The letter said Mr Clark paid a further $2.006 million to the companies prior to his funding withdrawal, with $365,000 to cover employee entitlements and the balance to pay unsecured trade creditors and suppliers.
"There has been no phoenixing activity in connection with the current financial difficulties being experienced by the companies and in relation to Mr Clark's support for them," the letter continued.
Between funds paid to repay suppliers and subbies and the debt reduction, Mr Clark had outlaid almost $28 million.
The letter also outlined the Clark family group had acquired some intellectual property from RGD Group, which would be paid for.
Clark Group Constructions Pty Ltd was registered on April 6, with Darryl Clark listed as director, at the same Minyama Island address as Greg Clark.
The letter also revealed the future of two of RGD's major Coast projects.
The Southbank project at Birtinya Island was to be undertaken with a price of $8.8 million to be paid for the project opportunity.
Of that, $5.5 million was paid to mezzanine lenders on February 25, with a further $3.3 million payable within 15 months.
The Southbank project had been valued at about $4 million, based on available evidence.
The Seanna Residences luxury apartment project at Bokarina Beach was also being continued, with $12.7 million paid for the project opportunity.
Of that, $6 million was paid to lenders on February 25, and another $6.7 million was payable by December 31, 2021.
The Seanna project had been valued at $9.9 million in a recent formal valuation.
All employees of the companies had been offered employment opportunities with Clark Group, and liability for all of their employment entitlements had been assumed.
The letter, written by Porter Davies Lawyers principal John Porter, on behalf of Mr Clark, said both Seanna and Southbank projects would be "built by a qualified and experienced builder and to ensure continuity, key members of the project team have been retained".
"Both projects will be high quality projects and will be constructed using local suppliers and subcontractors," the letter said.
"The carrying out of the Seanna and Southbank projects, will provide a significant boost to the Sunshine Coast economy (and to trade suppliers and subcontractors) at a time when that economic boost is very badly needed.
"The Clark Group is directing its attention and energies to a long term future in development on the Sunshine Coast.
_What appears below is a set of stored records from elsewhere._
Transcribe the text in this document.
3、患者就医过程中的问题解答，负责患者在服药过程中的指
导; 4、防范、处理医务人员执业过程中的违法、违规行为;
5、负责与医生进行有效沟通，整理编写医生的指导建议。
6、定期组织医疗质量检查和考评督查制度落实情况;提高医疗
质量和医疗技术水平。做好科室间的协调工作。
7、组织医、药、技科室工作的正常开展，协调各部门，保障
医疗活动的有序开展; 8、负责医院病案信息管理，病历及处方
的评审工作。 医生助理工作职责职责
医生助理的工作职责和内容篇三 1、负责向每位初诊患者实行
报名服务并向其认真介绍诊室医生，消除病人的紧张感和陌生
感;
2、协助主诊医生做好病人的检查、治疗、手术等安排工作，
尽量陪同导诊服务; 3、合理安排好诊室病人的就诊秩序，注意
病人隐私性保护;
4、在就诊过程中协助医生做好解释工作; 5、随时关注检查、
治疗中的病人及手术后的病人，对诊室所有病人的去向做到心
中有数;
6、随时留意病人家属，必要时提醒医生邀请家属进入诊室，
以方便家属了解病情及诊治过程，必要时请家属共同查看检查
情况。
"It is securing a pipeline of quality projects into the future. These projects will provide ongoing support for local suppliers and subcontractors and with their assistance, establish the reputation of the Clark Group as an long term quality participant in the development industry in Queensland."
Mr Clark was also giving serious consideration to a deed of company arrangement, to assist unsecured creditors of the companies, although he had no obligation to do so.
"Mr Clark awaits the outcome of the first meeting of creditors of Companies on Wednesday and will give further consideration to the proposal in the light of the outcome of those meetings," the letter said.
"In the circumstances that have transpired, the Clark Group has no financial connection with Mr Grabbe and the Companies into the future."
Mr Porter and Matthew Lawson were directors of Maroochy Urban Renewal Pty Ltd, which had control of The Rhythm project at Maroochydore, as well as RGD Property Group Pty Ltd, a now dormant former company of Mr Grabbe's.
It was understood one or both of those companies were likely to be deregistered in future.
FTI Consulting administrator John Park, who was appointed to the companies, said they were "continuing our work to determine the status of the company's financial position, and will provide creditors an update at the creditor's meeting on May 20".
Mr Park said they would take the letter issued on behalf of Mr Clark "into consideration as we continue our investigations".
Mr Grabbe had previously outlined his intention to work closely with administrators to get the best possible result for creditors.